SEMI-ACTIVE FUZZY CONTROL OF STRUCTURES SUBJECTED TO NEAR-FAULT GROUND MOTIONS HAVING FORWARD DIRECTIVITY AND FLING STEP USING FRICTION DAMPING SYSTEM WITH AMPLIFYING BRACES (FDSAB)

In this paper, the consequences of well-known characteristics of near-fault ground motions, forward directivity and fling step, on the seismic response control is investigated. An integrated fuzzy rule-based control strategy for building structures incorporated with semi active friction damping system with amplifying braces (FDSAB) is developed. The membership functions and fuzzy rules of fuzzy controller were optimized by Genetic Algorithm (GA). The main purpose of employing a GA is to determine appropriate fuzzy control rules as well to adjust parameters of the membership functions. Numerical study is performed to assess the effects of near-fault ground motions on a building that is equipped with FDSABs.

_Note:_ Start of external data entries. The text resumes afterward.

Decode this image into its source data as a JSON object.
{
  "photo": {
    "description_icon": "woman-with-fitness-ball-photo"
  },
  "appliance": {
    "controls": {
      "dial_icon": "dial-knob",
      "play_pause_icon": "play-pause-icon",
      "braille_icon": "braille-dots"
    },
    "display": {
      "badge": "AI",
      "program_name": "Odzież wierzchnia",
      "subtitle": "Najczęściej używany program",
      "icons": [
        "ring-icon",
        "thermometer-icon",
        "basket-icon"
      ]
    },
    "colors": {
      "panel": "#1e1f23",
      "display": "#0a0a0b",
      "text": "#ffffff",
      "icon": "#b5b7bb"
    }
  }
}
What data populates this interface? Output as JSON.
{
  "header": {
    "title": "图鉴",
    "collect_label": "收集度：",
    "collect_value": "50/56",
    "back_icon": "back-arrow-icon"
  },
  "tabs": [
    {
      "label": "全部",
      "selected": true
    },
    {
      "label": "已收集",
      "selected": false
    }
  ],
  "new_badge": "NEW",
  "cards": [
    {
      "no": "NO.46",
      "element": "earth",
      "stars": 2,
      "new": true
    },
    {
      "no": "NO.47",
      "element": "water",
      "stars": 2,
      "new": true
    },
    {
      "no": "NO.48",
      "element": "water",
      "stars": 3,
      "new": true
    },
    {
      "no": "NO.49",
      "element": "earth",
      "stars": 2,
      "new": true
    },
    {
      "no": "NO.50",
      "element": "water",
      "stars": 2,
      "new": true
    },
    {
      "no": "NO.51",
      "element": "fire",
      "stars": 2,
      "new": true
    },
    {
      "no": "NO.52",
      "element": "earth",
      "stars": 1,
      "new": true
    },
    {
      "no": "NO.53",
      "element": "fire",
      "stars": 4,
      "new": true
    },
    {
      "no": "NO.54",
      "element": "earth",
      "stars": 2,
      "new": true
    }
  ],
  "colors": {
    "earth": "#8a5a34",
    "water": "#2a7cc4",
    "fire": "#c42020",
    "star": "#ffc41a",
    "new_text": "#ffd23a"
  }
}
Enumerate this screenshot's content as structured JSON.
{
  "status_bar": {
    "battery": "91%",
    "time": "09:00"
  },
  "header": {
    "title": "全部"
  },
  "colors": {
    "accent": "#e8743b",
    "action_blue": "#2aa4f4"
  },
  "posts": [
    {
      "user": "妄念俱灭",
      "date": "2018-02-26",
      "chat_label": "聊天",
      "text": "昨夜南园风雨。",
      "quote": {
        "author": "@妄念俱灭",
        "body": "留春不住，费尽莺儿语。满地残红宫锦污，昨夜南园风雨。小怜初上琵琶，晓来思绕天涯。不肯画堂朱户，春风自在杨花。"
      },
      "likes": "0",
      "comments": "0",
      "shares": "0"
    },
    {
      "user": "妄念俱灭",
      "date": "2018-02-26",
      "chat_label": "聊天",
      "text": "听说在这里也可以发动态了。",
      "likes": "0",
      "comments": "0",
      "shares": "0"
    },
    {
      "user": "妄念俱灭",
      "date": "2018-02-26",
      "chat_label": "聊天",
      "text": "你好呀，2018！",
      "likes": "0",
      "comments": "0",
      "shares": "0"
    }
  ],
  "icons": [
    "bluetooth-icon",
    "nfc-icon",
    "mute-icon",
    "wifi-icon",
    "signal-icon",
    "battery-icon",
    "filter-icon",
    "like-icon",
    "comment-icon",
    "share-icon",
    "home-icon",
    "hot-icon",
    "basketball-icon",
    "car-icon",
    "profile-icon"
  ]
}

To demonstrate the effectiveness of the fuzzy logic algorithm, it is compared with that of a conventional linear quadratic regulator (LQR) controller, while the uncontrolled system response is used as the base line. Results reveal that the fuzzy logic controller with FDSAB is capable of improving the structural responses and is promising for reducing seismic responses during near-fault earthquakes. It is also shown that, the near-fault earthquakes require much more control force than the far-field earthquakes and result in less response mitigation.